Portrait of Survivor

Updated: Sep 23, 2020

Meghana, Suicide Survivor.

A journey of hope.

Trigger Warning: A suicide survivor’s story.

Please note: The name of the person has been changed upon request for anonymity.

I met Meghna at her home on a rainy evening. As soon as I entered the rain picked up the pace. I wondered if I would reach home that night. She offers beverages, suggesting De-caf as something she swears by as a solution to coffee while on anxiety medication. As we bond over our shared mental health history, coffee, and anxiety medication she tells me her story.

She is outspoken and animated when she begins talking. She works in finance and has taken up poetry and painting. She tells me how the suicide attempt only made her realize how much want to live.

Meghna attempted to take her life 5 years ago. She remembers the date 8th December 2014. She remembers fighting with her mom over her then abusive boyfriend. But, she points out that she had been depressed for years.

Having moved a lot and always have been a “fat kid”, she says with air quotes, she never connected. ‘Fat’ was always the first thing they noticed about her. People would always say to her “But you are so pretty. How are you so overweight?”

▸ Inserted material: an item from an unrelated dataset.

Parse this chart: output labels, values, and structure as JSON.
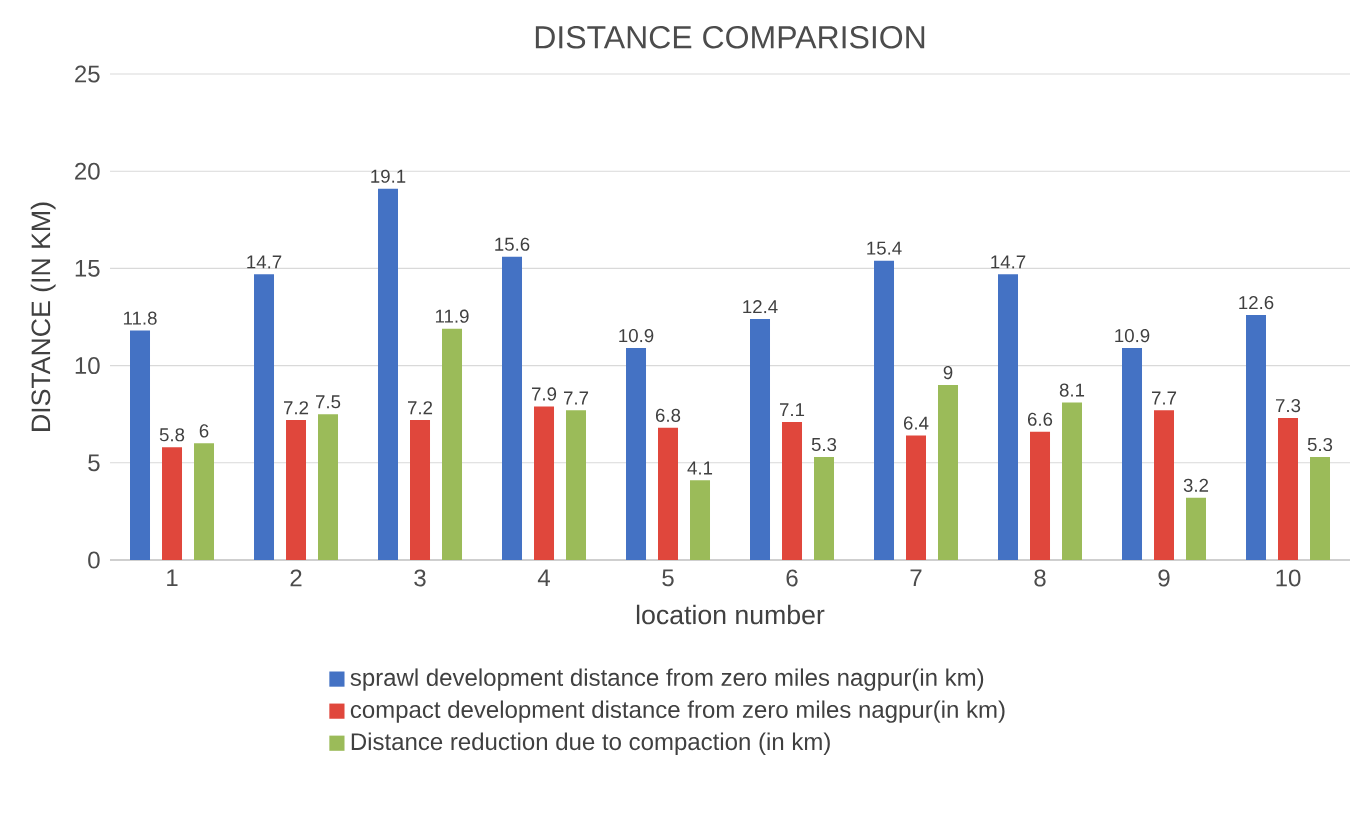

“Do I have to be thin to be pretty? I guess I was always fighting that notion within me.”

Even today when Meghna looks in the mirror every morning all she sees is her “fat tummy”. She reminds herself then that he is not the sum of her parts but more.” I feel pretty. I feel pretty. I feel pretty…”

She notes many times through the interview that she had been screaming for help for a long time. It was her parents that she approached first. As usual, she was met with skepticism. What do you even know about what depression is? They asked her.

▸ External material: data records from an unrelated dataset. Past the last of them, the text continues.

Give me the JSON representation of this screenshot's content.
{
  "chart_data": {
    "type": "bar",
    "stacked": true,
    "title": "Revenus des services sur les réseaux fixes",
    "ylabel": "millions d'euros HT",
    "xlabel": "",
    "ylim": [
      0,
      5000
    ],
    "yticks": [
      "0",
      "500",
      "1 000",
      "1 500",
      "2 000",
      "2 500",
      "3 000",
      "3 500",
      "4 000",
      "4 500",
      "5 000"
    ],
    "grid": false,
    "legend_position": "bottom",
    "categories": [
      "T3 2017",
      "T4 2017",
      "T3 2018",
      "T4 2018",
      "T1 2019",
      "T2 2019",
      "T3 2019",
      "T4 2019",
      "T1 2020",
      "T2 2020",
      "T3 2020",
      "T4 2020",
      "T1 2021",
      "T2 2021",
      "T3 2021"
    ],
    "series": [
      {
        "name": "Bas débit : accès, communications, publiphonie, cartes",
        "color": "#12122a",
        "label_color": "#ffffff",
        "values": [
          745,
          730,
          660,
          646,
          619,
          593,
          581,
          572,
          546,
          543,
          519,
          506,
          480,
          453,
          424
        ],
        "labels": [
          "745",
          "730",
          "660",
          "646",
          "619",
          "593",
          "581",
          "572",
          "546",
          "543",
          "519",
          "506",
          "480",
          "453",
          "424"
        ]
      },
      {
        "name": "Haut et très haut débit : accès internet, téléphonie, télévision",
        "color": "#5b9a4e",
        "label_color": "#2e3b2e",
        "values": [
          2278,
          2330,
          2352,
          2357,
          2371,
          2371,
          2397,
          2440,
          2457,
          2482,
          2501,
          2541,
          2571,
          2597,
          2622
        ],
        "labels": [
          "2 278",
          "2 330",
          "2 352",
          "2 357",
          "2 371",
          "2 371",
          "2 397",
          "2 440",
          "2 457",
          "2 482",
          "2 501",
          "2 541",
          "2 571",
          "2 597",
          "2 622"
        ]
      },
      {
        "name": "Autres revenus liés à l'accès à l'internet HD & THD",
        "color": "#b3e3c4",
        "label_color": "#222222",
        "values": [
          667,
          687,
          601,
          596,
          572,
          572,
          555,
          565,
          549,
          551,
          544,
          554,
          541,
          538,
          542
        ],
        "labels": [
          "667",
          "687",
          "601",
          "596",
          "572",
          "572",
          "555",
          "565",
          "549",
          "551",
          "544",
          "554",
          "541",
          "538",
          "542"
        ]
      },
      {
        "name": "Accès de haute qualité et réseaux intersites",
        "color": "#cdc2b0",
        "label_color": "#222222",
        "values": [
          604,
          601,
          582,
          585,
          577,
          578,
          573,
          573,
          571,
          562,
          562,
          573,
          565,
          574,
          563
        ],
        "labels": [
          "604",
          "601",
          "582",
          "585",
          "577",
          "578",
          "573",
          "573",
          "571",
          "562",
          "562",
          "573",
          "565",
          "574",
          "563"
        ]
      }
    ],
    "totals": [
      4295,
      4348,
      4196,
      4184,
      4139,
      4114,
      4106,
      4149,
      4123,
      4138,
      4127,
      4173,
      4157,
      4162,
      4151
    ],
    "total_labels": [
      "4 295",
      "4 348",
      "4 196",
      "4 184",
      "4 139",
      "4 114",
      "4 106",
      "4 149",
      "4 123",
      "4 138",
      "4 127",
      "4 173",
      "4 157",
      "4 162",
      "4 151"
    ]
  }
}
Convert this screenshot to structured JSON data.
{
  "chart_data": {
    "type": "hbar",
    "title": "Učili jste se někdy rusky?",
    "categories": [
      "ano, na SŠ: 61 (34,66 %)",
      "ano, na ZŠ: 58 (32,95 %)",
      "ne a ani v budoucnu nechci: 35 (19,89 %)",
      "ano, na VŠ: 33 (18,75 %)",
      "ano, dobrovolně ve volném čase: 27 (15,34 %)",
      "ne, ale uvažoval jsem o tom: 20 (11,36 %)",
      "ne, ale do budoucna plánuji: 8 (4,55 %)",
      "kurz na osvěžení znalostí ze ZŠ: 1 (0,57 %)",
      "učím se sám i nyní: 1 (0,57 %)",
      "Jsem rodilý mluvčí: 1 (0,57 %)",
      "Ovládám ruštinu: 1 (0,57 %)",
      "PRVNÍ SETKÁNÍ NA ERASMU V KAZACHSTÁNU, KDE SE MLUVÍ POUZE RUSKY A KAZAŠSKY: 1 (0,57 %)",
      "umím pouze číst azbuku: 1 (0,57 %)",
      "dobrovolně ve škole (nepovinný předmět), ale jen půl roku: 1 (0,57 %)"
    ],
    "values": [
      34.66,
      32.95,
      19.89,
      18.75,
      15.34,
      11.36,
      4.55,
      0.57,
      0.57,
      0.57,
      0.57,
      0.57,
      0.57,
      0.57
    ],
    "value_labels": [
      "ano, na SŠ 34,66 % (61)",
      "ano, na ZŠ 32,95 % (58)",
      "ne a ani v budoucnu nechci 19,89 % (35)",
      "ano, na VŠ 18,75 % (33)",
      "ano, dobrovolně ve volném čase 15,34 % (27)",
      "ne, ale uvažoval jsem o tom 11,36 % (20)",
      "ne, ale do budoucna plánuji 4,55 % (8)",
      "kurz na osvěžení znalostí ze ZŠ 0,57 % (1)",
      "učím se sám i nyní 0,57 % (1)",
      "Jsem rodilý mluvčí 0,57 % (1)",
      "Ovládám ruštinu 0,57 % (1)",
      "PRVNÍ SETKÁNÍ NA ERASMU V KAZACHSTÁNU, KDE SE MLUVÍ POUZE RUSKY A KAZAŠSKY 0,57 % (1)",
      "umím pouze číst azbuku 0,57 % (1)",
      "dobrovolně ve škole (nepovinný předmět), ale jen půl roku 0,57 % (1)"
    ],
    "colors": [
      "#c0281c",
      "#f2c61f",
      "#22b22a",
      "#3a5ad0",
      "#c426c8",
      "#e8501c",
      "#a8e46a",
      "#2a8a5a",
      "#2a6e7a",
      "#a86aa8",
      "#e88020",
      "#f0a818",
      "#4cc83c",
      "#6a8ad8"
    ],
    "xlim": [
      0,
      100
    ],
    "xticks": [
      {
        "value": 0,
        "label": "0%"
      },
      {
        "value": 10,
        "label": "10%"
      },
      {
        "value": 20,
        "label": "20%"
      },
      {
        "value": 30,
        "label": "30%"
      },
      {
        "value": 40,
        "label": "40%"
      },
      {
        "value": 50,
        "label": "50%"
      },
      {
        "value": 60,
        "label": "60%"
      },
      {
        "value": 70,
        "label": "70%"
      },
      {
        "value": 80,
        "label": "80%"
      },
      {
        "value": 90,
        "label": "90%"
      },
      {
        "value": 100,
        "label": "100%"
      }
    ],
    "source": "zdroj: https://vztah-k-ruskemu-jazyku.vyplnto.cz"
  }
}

“I felt at that moment that the ppl who understood me all my life, my only companions, suddenly couldn’t hear the words that come out of my mouth.”

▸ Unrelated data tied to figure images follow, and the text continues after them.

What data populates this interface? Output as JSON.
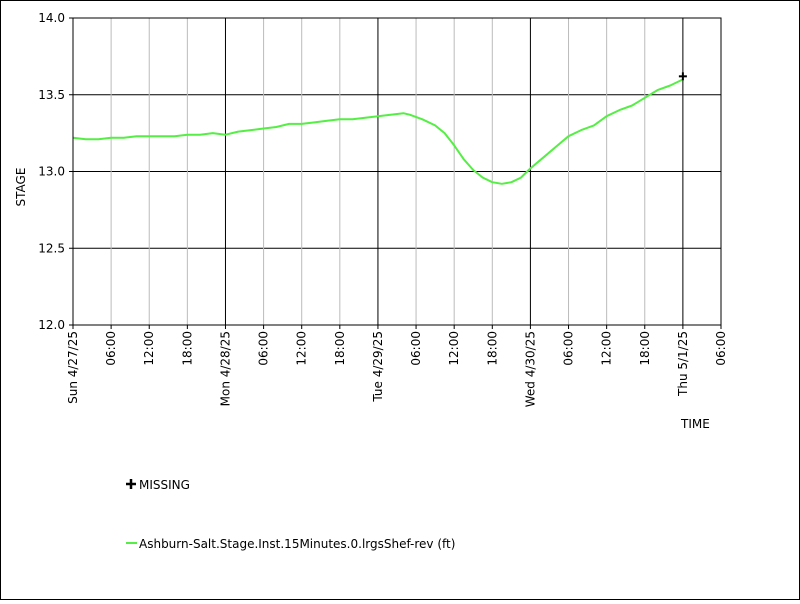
{
  "chart_data": {
    "type": "line",
    "ylabel": "STAGE",
    "xlabel": "TIME",
    "ylim": [
      12.0,
      14.0
    ],
    "y_ticks": [
      "12.0",
      "12.5",
      "13.0",
      "13.5",
      "14.0"
    ],
    "x_ticks": [
      "Sun 4/27/25",
      "06:00",
      "12:00",
      "18:00",
      "Mon 4/28/25",
      "06:00",
      "12:00",
      "18:00",
      "Tue 4/29/25",
      "06:00",
      "12:00",
      "18:00",
      "Wed 4/30/25",
      "06:00",
      "12:00",
      "18:00",
      "Thu 5/1/25",
      "06:00"
    ],
    "x_range_hours": [
      0,
      102
    ],
    "series": [
      {
        "name": "Ashburn-Salt.Stage.Inst.15Minutes.0.lrgsShef-rev (ft)",
        "color": "#55ee44",
        "x_hours": [
          0,
          2,
          4,
          6,
          8,
          10,
          12,
          14,
          16,
          18,
          20,
          22,
          24,
          26,
          28,
          30,
          32,
          34,
          36,
          38,
          40,
          42,
          44,
          46,
          48,
          50,
          52,
          53,
          55,
          57,
          58.5,
          60,
          61.5,
          63,
          64.5,
          66,
          67.5,
          69,
          70.5,
          72,
          74,
          76,
          78,
          80,
          82,
          84,
          86,
          88,
          90,
          92,
          94,
          96
        ],
        "values": [
          13.22,
          13.21,
          13.21,
          13.22,
          13.22,
          13.23,
          13.23,
          13.23,
          13.23,
          13.24,
          13.24,
          13.25,
          13.24,
          13.26,
          13.27,
          13.28,
          13.29,
          13.31,
          13.31,
          13.32,
          13.33,
          13.34,
          13.34,
          13.35,
          13.36,
          13.37,
          13.38,
          13.37,
          13.34,
          13.3,
          13.25,
          13.17,
          13.08,
          13.01,
          12.96,
          12.93,
          12.92,
          12.93,
          12.96,
          13.02,
          13.09,
          13.16,
          13.23,
          13.27,
          13.3,
          13.36,
          13.4,
          13.43,
          13.48,
          13.53,
          13.56,
          13.6
        ]
      }
    ],
    "missing": [
      {
        "x_hour": 96,
        "value": 13.62
      }
    ],
    "legend": {
      "missing_label": "MISSING",
      "series_label": "Ashburn-Salt.Stage.Inst.15Minutes.0.lrgsShef-rev (ft)"
    },
    "grid": true
  }
}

That particular day she had reached a point where the mental pain that she had felt for so long became so unbearably real that it was physically painful to have to live through it. Fear at what she had done. As they pumped the poison out of her stomach she prayed for a second chance at life.

She shared how much she wants to live. How the incident made her realize that she did not want to die. She wanted to live. How she values the second chance.

Today she says, “My father still doesn’t get it”, but her mom has been her rock since the day of the attempt. She now makes it a point to tell her she is pretty every time she buys a new dress.

When I ask her what she considers the most important thing she is quick to answer.


“I think that’s what I had been searching for my whole life. Connection and understanding. And you need empathy to understand each other.”

The words stuck in her head, anxious and preposterous thoughts.

The brutality of the present, the insanity of the past, and the obscurity of the future.

All lies cutting through her hands,

scars beneath her heart.

Silence a distant dream,

that longevity for peace.

Forgone desires and happiness.

A life, hollower than an empty glass jar.

The light in the tunnel seemed to be at a distance,

far far away from reality.

“Oasis!” her mind yelled,

but the heart does what it does.

She moved closer to it, but the distance never lessened.